I have been where you are OP, although my babies were 2 weeks old and 6 months old respectively (yes, I stayed after the first time more fool me)

Racking up debt - yep
Claiming the OW was just somebody to talk to - yep
Declarations of secret children - yep however he fabricated a dead child to explain away his being distant and depressed - as opposed to a living one.
Claims of being in a mental health crisis - yep

He is a shit bag of the highest order and you absolutely must get rid of him. You have a good job, a supportive mother, hopefully supportive friends and a safety net of your 25k coming back to you. Take this opportunity to cut him off because you will most certainly regret it if you don't. Don't allow him to drag you down any further. Take it from somebody who wasted their whole 20's on a waste of space like that.

I wish you well. You will do just fine without him.

Snugglemonkey · 20/09/2022 08:11

thisisme3322 · 20/09/2022 00:54

Hi everyone,

Thank you for your replies. I just feel totally lost and sad. I feel like I can not just walk away from him ,there is still love there and I feel sad for the failed marriage and that I will have to go all this alone.
Most of the debt is in his name but a lot of the stuff that the debt is for is stuff that has been towards the house. Even though I have not wanted any of it, he just will not accept that people should wait to save up money and then buy things they want. He has to have everything now and tells me I am childish and unrealistic if I think nobody has debt.
I have never had debt before meeting him and never needed to. I have always just saved up money for something over a period of a few months and then bought it.
I feel totally let down by him and heart broken and struggling to let go.
I really don't want to get a solicitor involved to make him suffer or anything. Especially if he is going through some kind of depression, I couldn't live with myself.
I have left the house and left him in there as I would rather be surrounded by people who love me at the moment rather than be on my own. My Mum, friends and sister are all an hours drive away so I felt being with my Mum at this time was the better option.
xxx

You need to walk away from him. It is irrelevant that there is love there, it is not enough. This man is financially and emotionally abusive. He is a bad father and a bad partner. He is entirely untrustworthy.

Your first responsibility is toward your baby. You need some security for that child and he is getting in the way of that.

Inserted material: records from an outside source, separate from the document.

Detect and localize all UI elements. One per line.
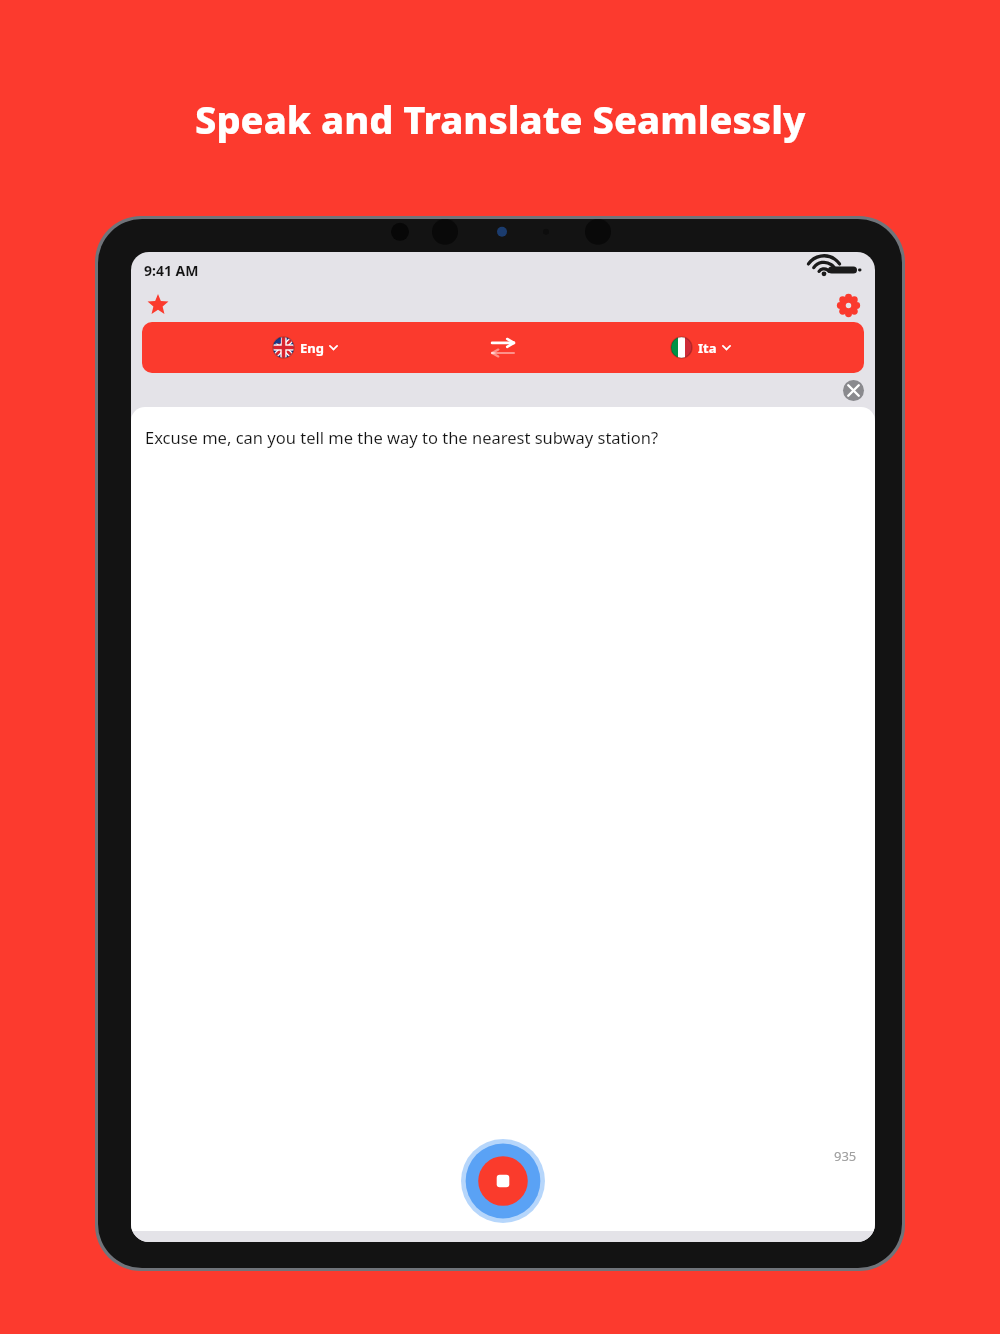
button[interactable]: Favorites (143, 290, 173, 320)
button[interactable]: Ita (537, 322, 864, 373)
button[interactable]: Eng (142, 322, 469, 373)
button[interactable]: Settings (833, 290, 863, 320)
staticText: 935 (834, 1147, 857, 1165)
button[interactable]: Clear text (843, 380, 864, 401)
staticText: Speak and Translate Seamlessly (195, 93, 806, 145)
button[interactable]: Swap languages (469, 322, 537, 373)
button[interactable]: Stop recording (461, 1139, 545, 1223)
staticText: Eng (300, 339, 324, 357)
staticText: Excuse me, can you tell me the way to th… (145, 426, 659, 448)
staticText: 9:41 AM (144, 261, 199, 280)
staticText: Ita (698, 339, 717, 357)
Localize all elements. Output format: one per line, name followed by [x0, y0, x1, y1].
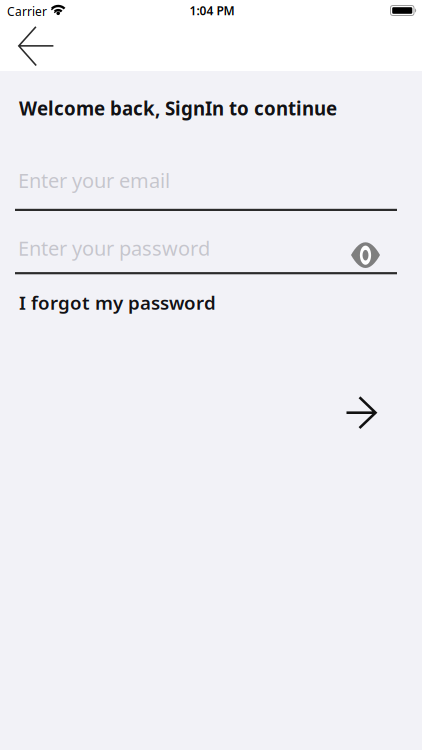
staticText: Enter your email [18, 167, 170, 194]
staticText: I forgot my password [19, 290, 216, 315]
staticText: Welcome back, SignIn to continue [19, 96, 337, 121]
button[interactable]: Sign in [345, 396, 378, 430]
button[interactable]: Enter your password [15, 235, 397, 279]
staticText: Enter your password [18, 235, 210, 261]
button[interactable]: I forgot my password [19, 290, 216, 315]
staticText: Carrier [7, 4, 47, 19]
button[interactable]: Show password [350, 242, 380, 268]
staticText: 1:04 PM [190, 2, 234, 18]
button[interactable]: Back [17, 25, 55, 67]
button[interactable]: Enter your email [15, 167, 397, 211]
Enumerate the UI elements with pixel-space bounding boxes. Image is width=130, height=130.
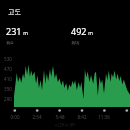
staticText: 492 bbox=[71, 25, 87, 37]
staticText: 350 bbox=[4, 86, 12, 92]
staticText: 410 bbox=[4, 76, 12, 82]
staticText: 231 bbox=[6, 25, 22, 37]
staticText: 290 bbox=[4, 96, 12, 102]
staticText: 0:00 bbox=[5, 114, 25, 120]
staticText: 11:36 bbox=[94, 114, 114, 120]
staticText: 2:54 bbox=[27, 114, 47, 120]
staticText: 시간(시:분) bbox=[0, 122, 130, 128]
staticText: 고도 bbox=[8, 8, 21, 16]
staticText: 8:42 bbox=[72, 114, 92, 120]
staticText: 최소 bbox=[6, 40, 14, 45]
staticText: m bbox=[22, 30, 28, 37]
staticText: 470 bbox=[4, 66, 12, 72]
staticText: 5:48 bbox=[50, 114, 70, 120]
staticText: 최대 bbox=[71, 40, 79, 45]
staticText: m bbox=[87, 30, 93, 37]
staticText: 530 bbox=[4, 56, 12, 62]
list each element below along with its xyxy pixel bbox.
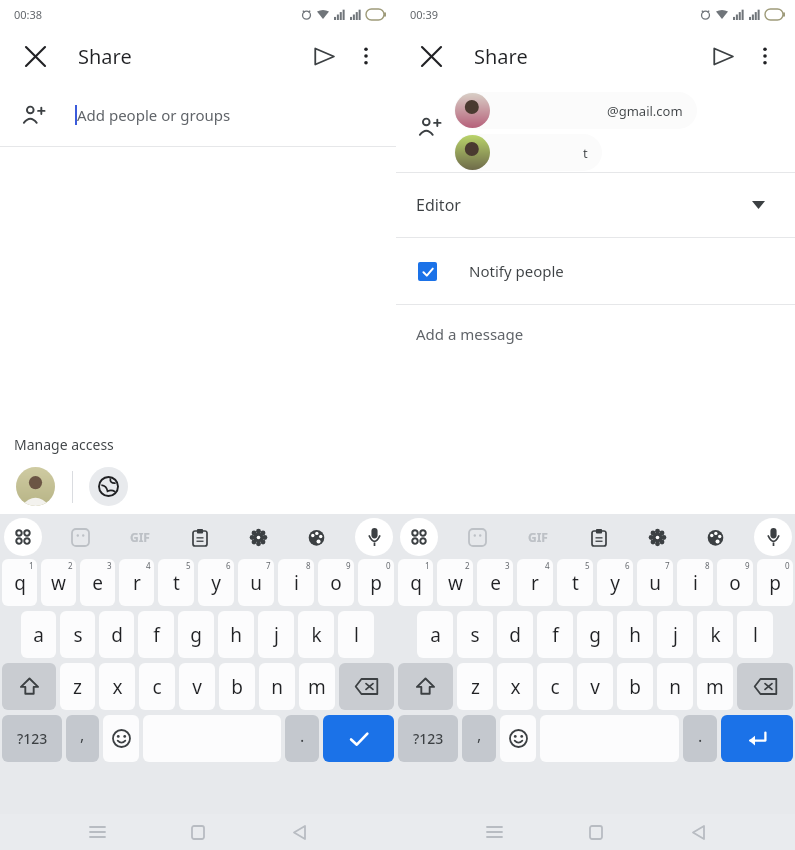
- button[interactable]: Settings: [239, 518, 277, 556]
- button[interactable]: t: [557, 559, 593, 606]
- button[interactable]: w: [437, 559, 473, 606]
- button[interactable]: o: [318, 559, 354, 606]
- button[interactable]: b: [617, 663, 653, 710]
- button[interactable]: Voice input: [754, 518, 792, 556]
- button[interactable]: s: [60, 611, 95, 658]
- button[interactable]: Themes: [696, 518, 734, 556]
- button[interactable]: j: [657, 611, 693, 658]
- button[interactable]: Toolbox: [4, 518, 42, 556]
- button[interactable]: m: [299, 663, 335, 710]
- button[interactable]: ,: [66, 715, 99, 762]
- button[interactable]: j: [258, 611, 294, 658]
- button[interactable]: Send: [701, 34, 745, 78]
- button[interactable]: Close: [18, 39, 52, 73]
- button[interactable]: Back: [680, 814, 716, 850]
- button[interactable]: Editor: [396, 173, 795, 237]
- button[interactable]: Clipboard: [181, 518, 219, 556]
- button[interactable]: k: [298, 611, 334, 658]
- button[interactable]: Notify people: [396, 238, 795, 304]
- button[interactable]: a: [417, 611, 453, 658]
- button[interactable]: Home: [180, 814, 216, 850]
- button[interactable]: l: [338, 611, 374, 658]
- button[interactable]: Add people or groups: [0, 84, 396, 146]
- button[interactable]: Enter: [721, 715, 793, 762]
- button[interactable]: q: [398, 559, 433, 606]
- button[interactable]: t: [454, 134, 602, 171]
- button[interactable]: q: [2, 559, 37, 606]
- button[interactable]: o: [717, 559, 753, 606]
- button[interactable]: g: [577, 611, 613, 658]
- button[interactable]: More options: [346, 36, 386, 76]
- button[interactable]: m: [697, 663, 733, 710]
- button[interactable]: t: [158, 559, 194, 606]
- button[interactable]: Link sharing: [89, 467, 128, 506]
- button[interactable]: Backspace: [737, 663, 793, 710]
- button[interactable]: Owner avatar: [16, 467, 55, 506]
- button[interactable]: v: [179, 663, 215, 710]
- button[interactable]: Back: [281, 814, 317, 850]
- button[interactable]: k: [697, 611, 733, 658]
- button[interactable]: GIF: [516, 515, 560, 559]
- button[interactable]: Emoji: [500, 715, 536, 762]
- button[interactable]: u: [238, 559, 274, 606]
- button[interactable]: y: [597, 559, 633, 606]
- button[interactable]: Stickers: [61, 518, 99, 556]
- button[interactable]: More options: [745, 36, 785, 76]
- button[interactable]: Voice input: [355, 518, 393, 556]
- button[interactable]: c: [139, 663, 175, 710]
- button[interactable]: d: [497, 611, 533, 658]
- button[interactable]: .: [683, 715, 717, 762]
- button[interactable]: c: [537, 663, 573, 710]
- button[interactable]: ?123: [398, 715, 458, 762]
- button[interactable]: r: [517, 559, 553, 606]
- button[interactable]: @gmail.com: [454, 92, 697, 129]
- button[interactable]: GIF: [118, 515, 162, 559]
- button[interactable]: h: [218, 611, 254, 658]
- button[interactable]: n: [657, 663, 693, 710]
- button[interactable]: i: [278, 559, 314, 606]
- button[interactable]: s: [457, 611, 493, 658]
- button[interactable]: Recents: [476, 814, 512, 850]
- button[interactable]: Settings: [638, 518, 676, 556]
- button[interactable]: u: [637, 559, 673, 606]
- button[interactable]: l: [737, 611, 773, 658]
- button[interactable]: Close: [414, 39, 448, 73]
- button[interactable]: x: [99, 663, 135, 710]
- button[interactable]: Shift: [2, 663, 56, 710]
- button[interactable]: d: [99, 611, 134, 658]
- button[interactable]: Home: [578, 814, 614, 850]
- button[interactable]: Shift: [398, 663, 453, 710]
- button[interactable]: Themes: [297, 518, 335, 556]
- button[interactable]: w: [41, 559, 76, 606]
- button[interactable]: Done: [323, 715, 394, 762]
- button[interactable]: b: [219, 663, 255, 710]
- button[interactable]: g: [178, 611, 214, 658]
- button[interactable]: f: [138, 611, 174, 658]
- button[interactable]: Add a message: [396, 305, 795, 363]
- button[interactable]: f: [537, 611, 573, 658]
- button[interactable]: Emoji: [103, 715, 139, 762]
- button[interactable]: i: [677, 559, 713, 606]
- button[interactable]: z: [457, 663, 493, 710]
- button[interactable]: ?123: [2, 715, 62, 762]
- button[interactable]: a: [21, 611, 56, 658]
- button[interactable]: .: [285, 715, 319, 762]
- button[interactable]: Toolbox: [400, 518, 438, 556]
- button[interactable]: r: [119, 559, 154, 606]
- button[interactable]: Recents: [79, 814, 115, 850]
- button[interactable]: Stickers: [458, 518, 496, 556]
- button[interactable]: e: [80, 559, 115, 606]
- button[interactable]: y: [198, 559, 234, 606]
- button[interactable]: n: [259, 663, 295, 710]
- button[interactable]: e: [477, 559, 513, 606]
- button[interactable]: Send: [302, 34, 346, 78]
- button[interactable]: p: [358, 559, 394, 606]
- button[interactable]: Clipboard: [580, 518, 618, 556]
- button[interactable]: x: [497, 663, 533, 710]
- button[interactable]: p: [757, 559, 793, 606]
- button[interactable]: ,: [462, 715, 496, 762]
- button[interactable]: h: [617, 611, 653, 658]
- button[interactable]: Backspace: [339, 663, 394, 710]
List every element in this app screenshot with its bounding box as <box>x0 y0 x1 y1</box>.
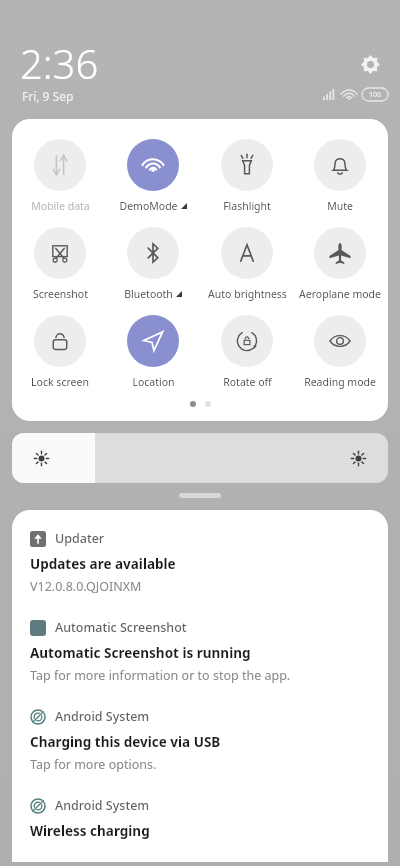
staticText: Automatic Screenshot <box>55 619 187 636</box>
staticText: Reading mode <box>304 375 376 389</box>
staticText: Automatic Screenshot is running <box>30 644 251 662</box>
staticText: Android System <box>55 797 150 814</box>
button[interactable]: Mute <box>295 135 385 217</box>
staticText: Auto brightness <box>208 287 287 301</box>
staticText: Tap for more information or to stop the … <box>30 667 291 684</box>
staticText: Wireless charging <box>30 822 150 840</box>
staticText: Fri, 9 Sep <box>22 88 74 104</box>
staticText: 100 <box>369 90 382 100</box>
staticText: Aeroplane mode <box>299 287 381 301</box>
button[interactable]: Screenshot <box>15 223 105 305</box>
button[interactable]: Rotate off <box>202 311 292 393</box>
button[interactable]: Updater <box>12 528 388 617</box>
button[interactable]: Brightness <box>12 433 388 483</box>
staticText: Rotate off <box>223 375 272 389</box>
button[interactable]: DemoMode <box>108 135 198 217</box>
staticText: Charging this device via USB <box>30 733 221 751</box>
button[interactable]: Bluetooth <box>108 223 198 305</box>
button[interactable]: Android System <box>12 706 388 795</box>
staticText: DemoMode <box>119 199 178 213</box>
staticText: Flashlight <box>223 199 271 213</box>
staticText: Android System <box>55 708 150 725</box>
button[interactable]: Mobile data <box>15 135 105 217</box>
button[interactable]: Settings <box>354 48 386 80</box>
staticText: Screenshot <box>33 287 88 301</box>
button[interactable]: Reading mode <box>295 311 385 393</box>
staticText: Tap for more options. <box>30 756 157 773</box>
button[interactable]: Location <box>108 311 198 393</box>
staticText: Mobile data <box>31 199 90 213</box>
button[interactable]: Lock screen <box>15 311 105 393</box>
staticText: Mute <box>327 199 353 213</box>
button[interactable]: Automatic Screenshot <box>12 617 388 706</box>
staticText: Updates are available <box>30 555 176 573</box>
staticText: Location <box>132 375 175 389</box>
button[interactable]: Aeroplane mode <box>295 223 385 305</box>
staticText: Bluetooth <box>124 287 173 301</box>
staticText: Lock screen <box>31 375 89 389</box>
staticText: V12.0.8.0.QJOINXM <box>30 578 142 595</box>
staticText: Updater <box>55 530 105 547</box>
staticText: 2:36 <box>20 36 99 90</box>
button[interactable]: Android System <box>12 795 388 862</box>
button[interactable]: Flashlight <box>202 135 292 217</box>
button[interactable]: Auto brightness <box>202 223 292 305</box>
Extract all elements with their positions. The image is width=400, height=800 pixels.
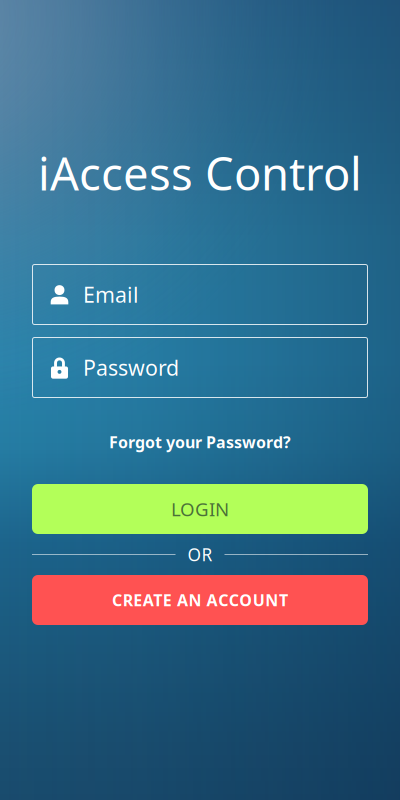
button[interactable]: CREATE AN ACCOUNT <box>32 575 368 625</box>
button[interactable]: Email <box>32 264 368 325</box>
staticText: Forgot your Password? <box>109 431 291 453</box>
button[interactable]: LOGIN <box>32 484 368 534</box>
button[interactable]: Forgot your Password? <box>32 429 368 455</box>
staticText: CREATE AN ACCOUNT <box>112 589 288 611</box>
staticText: OR <box>188 543 212 566</box>
staticText: Email <box>83 280 139 309</box>
staticText: Password <box>83 353 179 382</box>
button[interactable]: Password <box>32 337 368 398</box>
staticText: LOGIN <box>171 497 229 521</box>
staticText: iAccess Control <box>38 143 362 203</box>
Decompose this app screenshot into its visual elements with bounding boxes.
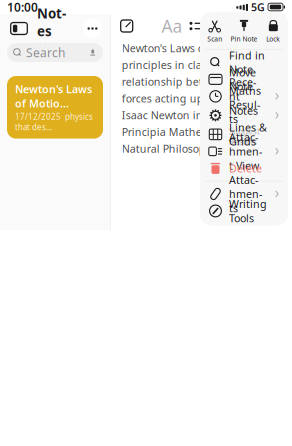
staticText: 1 Note	[37, 40, 65, 52]
button[interactable]: Attachment View	[200, 143, 288, 160]
staticText: Delete	[229, 161, 262, 176]
staticText: Search	[26, 44, 65, 60]
staticText: Notes	[37, 5, 66, 40]
staticText: Newton's Laws of Motion	[122, 41, 247, 55]
staticText: Aa	[162, 14, 182, 38]
button[interactable]: Writing Tools	[200, 202, 288, 220]
staticText: Lock	[266, 34, 280, 43]
staticText: 5G	[251, 0, 265, 14]
staticText: Suggest Results	[229, 126, 260, 147]
button[interactable]: Delete	[200, 160, 288, 177]
button[interactable]: Pin Note	[229, 19, 259, 43]
staticText: Find in Note	[229, 48, 265, 76]
button[interactable]: Attachments	[200, 186, 288, 202]
staticText: Maths Results	[229, 84, 261, 126]
button[interactable]: Lock	[259, 19, 288, 43]
staticText: Newton's Laws of Motio…	[15, 82, 92, 110]
button[interactable]: Checklist	[184, 15, 208, 37]
staticText: principles in classical phy	[122, 58, 251, 72]
button[interactable]: More	[83, 19, 102, 38]
button[interactable]: New Note	[115, 15, 139, 37]
staticText: Isaac Newton in his work	[122, 108, 248, 122]
staticText: Move Note	[229, 65, 256, 94]
button[interactable]: Maths Results	[200, 105, 288, 126]
button[interactable]: Newton's Laws of Motio…	[7, 76, 103, 139]
button[interactable]: Hide Sidebar	[8, 18, 30, 38]
button[interactable]: Recent Notes	[200, 88, 288, 105]
staticText: Scan	[207, 34, 222, 43]
staticText: forces acting upon it. Th	[122, 91, 246, 106]
button[interactable]: Move Note	[200, 71, 288, 88]
staticText: 17/12/2025 physics that des…	[15, 111, 93, 132]
button[interactable]: Find in Note	[200, 54, 288, 71]
staticText: Pin Note	[230, 34, 258, 43]
button[interactable]: Search	[7, 43, 103, 62]
staticText: Attachments	[229, 173, 262, 215]
button[interactable]: Lines & Grids	[200, 126, 288, 143]
staticText: 10:00	[7, 0, 38, 15]
staticText: Principia Mathematica (M	[122, 125, 252, 139]
staticText: Lines & Grids	[229, 120, 267, 148]
button[interactable]: Format	[160, 15, 184, 37]
button[interactable]: Scan	[200, 19, 229, 43]
staticText: Recent Notes	[229, 75, 258, 118]
staticText: Natural Philosophy), pub	[122, 142, 248, 156]
staticText: Attachment View	[229, 130, 262, 173]
staticText: relationship between an	[122, 74, 246, 89]
staticText: Writing Tools	[229, 197, 267, 225]
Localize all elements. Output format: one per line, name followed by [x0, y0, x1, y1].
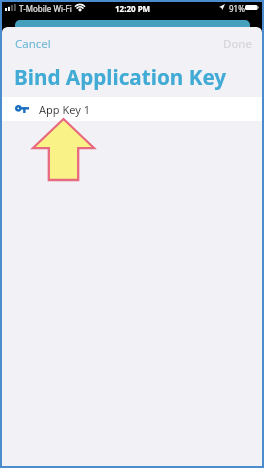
- staticText: T-Mobile Wi-Fi: [19, 3, 72, 14]
- other: Battery: [245, 5, 259, 10]
- staticText: Done: [223, 36, 252, 52]
- other: Wi-Fi: [75, 4, 85, 11]
- button[interactable]: Done: [213, 31, 262, 57]
- button[interactable]: Application key: [2, 97, 262, 121]
- other: Pointer: [33, 119, 94, 180]
- staticText: App Key 1: [39, 102, 90, 117]
- other: Location: [219, 4, 225, 10]
- staticText: Bind Application Key: [14, 63, 227, 91]
- staticText: 91%: [229, 3, 245, 14]
- other: Application key: [15, 105, 29, 113]
- button[interactable]: Cancel: [2, 31, 64, 57]
- staticText: 12:20 PM: [115, 3, 151, 14]
- staticText: Cancel: [15, 36, 51, 52]
- other: Cellular signal: [5, 4, 16, 11]
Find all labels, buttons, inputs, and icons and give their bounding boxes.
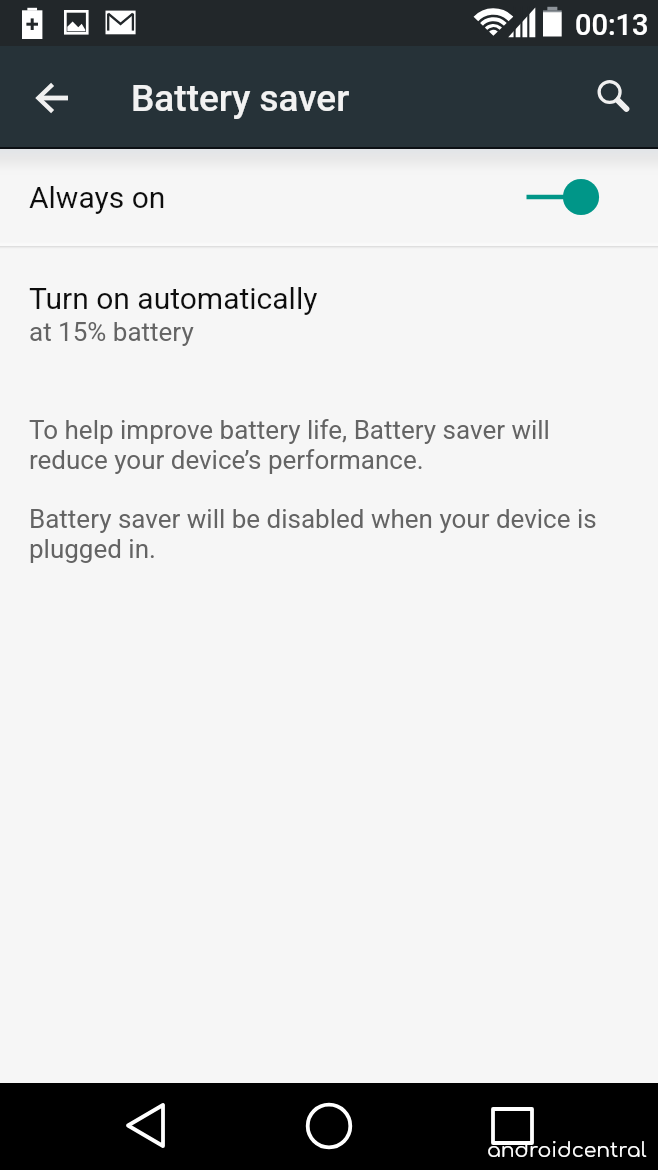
button[interactable]: Back	[100, 1083, 190, 1168]
staticText: Always on	[29, 180, 166, 215]
staticText: Battery saver	[131, 77, 350, 120]
button[interactable]: Recent apps	[467, 1083, 557, 1168]
button[interactable]: Always on	[0, 149, 658, 246]
staticText: 00:13	[575, 8, 649, 42]
staticText: Battery saver will be disabled when your…	[29, 504, 597, 564]
button[interactable]: Search	[584, 68, 640, 124]
staticText: Turn on automatically	[29, 281, 318, 316]
button[interactable]: Navigate up	[25, 70, 81, 126]
button[interactable]: Always on	[512, 166, 620, 228]
staticText: androidcentral	[487, 1139, 647, 1162]
staticText: at 15% battery	[29, 317, 194, 347]
button[interactable]: Home	[284, 1083, 374, 1168]
staticText: To help improve battery life, Battery sa…	[29, 415, 550, 475]
button[interactable]: Turn on automatically	[0, 247, 658, 360]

You are not making him suffer, he has made choices and they have consequences, that is nothing to do with you.

You mentioned doing a lot of overtime to clear debt, did he? You don't need to set out to make him suffer, but you should seek to get out what you put in. Your child needs you to.

I understand that you want to help him, but you are not well placed for that.

He has family, he can go to the doctor if depressed, he has support from this other woman. He will be fine. You might not if you stay with him. You would be gambling with your mental health and you simply cannot afford that right now as your baby needs at least one reliable parent. Put that baby first.